John Lennon once said “Life is what happens to you while you’re busy making other plans.” A lot of why foreign residents give up on life just comes down to their life choices. If you came to Japan on a brief stint to teach English abroad, and then you suddenly find yourself in a serious relationship, it wouldn’t be strange for you to question whether or not you will extend your stay. As the years fly by, you may (to your dissatisfaction) find yourself holding an “ALT career,” and if you’re engaged or married with kids, your life choices may seem a lot less clear-cut than they were a few years ago.
This is why so many foreign residents in Japan don’t return to their home country. They feel trapped here with their families. If your spouse works and if your kids are halfway through the school-system, then it won’t be so easy to just uproot them from their social lives. Especially if you are mid-career in a role like ALT, a job which doesn’t exist in your home country.
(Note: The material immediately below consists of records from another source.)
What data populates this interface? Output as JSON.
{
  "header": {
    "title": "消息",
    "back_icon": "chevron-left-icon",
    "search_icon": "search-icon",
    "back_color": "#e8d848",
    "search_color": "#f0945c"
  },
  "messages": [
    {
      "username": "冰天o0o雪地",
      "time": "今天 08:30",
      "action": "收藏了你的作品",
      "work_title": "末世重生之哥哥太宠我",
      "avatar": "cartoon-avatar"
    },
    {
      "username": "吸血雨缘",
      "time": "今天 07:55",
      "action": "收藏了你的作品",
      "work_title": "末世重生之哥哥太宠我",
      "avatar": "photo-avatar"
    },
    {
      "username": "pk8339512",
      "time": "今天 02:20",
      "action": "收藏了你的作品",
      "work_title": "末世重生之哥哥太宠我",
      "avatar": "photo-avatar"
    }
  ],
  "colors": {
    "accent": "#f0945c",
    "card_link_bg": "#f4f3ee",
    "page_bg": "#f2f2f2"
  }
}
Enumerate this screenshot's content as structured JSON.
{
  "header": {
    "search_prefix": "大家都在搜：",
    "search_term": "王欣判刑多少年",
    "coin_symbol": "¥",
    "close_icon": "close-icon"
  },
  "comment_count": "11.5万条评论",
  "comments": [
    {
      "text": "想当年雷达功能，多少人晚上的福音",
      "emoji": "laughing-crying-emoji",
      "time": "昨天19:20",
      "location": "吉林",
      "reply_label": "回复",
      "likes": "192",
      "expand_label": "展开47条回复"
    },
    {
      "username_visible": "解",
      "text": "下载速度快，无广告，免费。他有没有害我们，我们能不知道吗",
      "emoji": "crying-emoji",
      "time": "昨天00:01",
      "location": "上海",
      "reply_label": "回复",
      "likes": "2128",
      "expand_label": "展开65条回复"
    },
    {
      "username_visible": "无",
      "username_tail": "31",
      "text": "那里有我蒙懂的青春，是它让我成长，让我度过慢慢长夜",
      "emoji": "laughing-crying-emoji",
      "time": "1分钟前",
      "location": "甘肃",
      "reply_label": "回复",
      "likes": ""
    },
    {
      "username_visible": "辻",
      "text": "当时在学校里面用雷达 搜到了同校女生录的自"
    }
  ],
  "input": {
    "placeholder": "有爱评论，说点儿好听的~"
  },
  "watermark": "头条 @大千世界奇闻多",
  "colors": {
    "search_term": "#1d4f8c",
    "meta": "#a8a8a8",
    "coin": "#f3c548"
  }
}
Even if you were to go home and try to become a teacher, it would require a license and the funds for tuition, not to mention you may already have some existing student loans.
Stunted in Life
Perhaps why foreign residents give up on life is simply that they just can’t get past their day-to-day. It’s understandable that sometimes we have ideas of where life is going to take us, but then things get out of control and before you know it, you’re stuck in an unfulfilled rut. But it’s important to remember that it doesn’t have to be this way, and everyday is another chance to turn your life around and improve it for the better.
Before You Judge
So if you know someone in such a position, consider that going home may not be an option for them, and that Japan is their new home. If you see them struggling, maybe you can help by showing them all they have to gain with just a little extra effort. Show them that integrating their hobbies into studying Japanese can make it a very fun and engaging experience, and that putting in the time for others will always gain them gratitude instead of ire.
Remember, change has to come from within, and there can always be something deeper going on than mere apathy. External factors, such as death of a loved one, divorce, or sudden unemployment, could all lead one down a path of uncertainty. The best thing you can do in this situation is to be there for them and encourage them to talk to their friends. If you find yourself in a lost or hopeless situation, you can always reach out to the TELL, an organization created to address the mental needs of foreign residents in Japan.
Be the Change You Want to See
Keeping in mind all these reasons why foreign residents give up on life, you can hopefully remember that there are just as many reasons why it’s important to give it your all. Improving your quality of life in Japan can be as simple as giving yourself a little push. Continue to study Japanese (a life-long experience), always strive to maintain the wa (peace) in each aspect of your life (relationships, environments, etc.), and sincerely care about yourself and the people around you. If you can handle that much, then you’ll certainly feel the difference as each day grows brighter.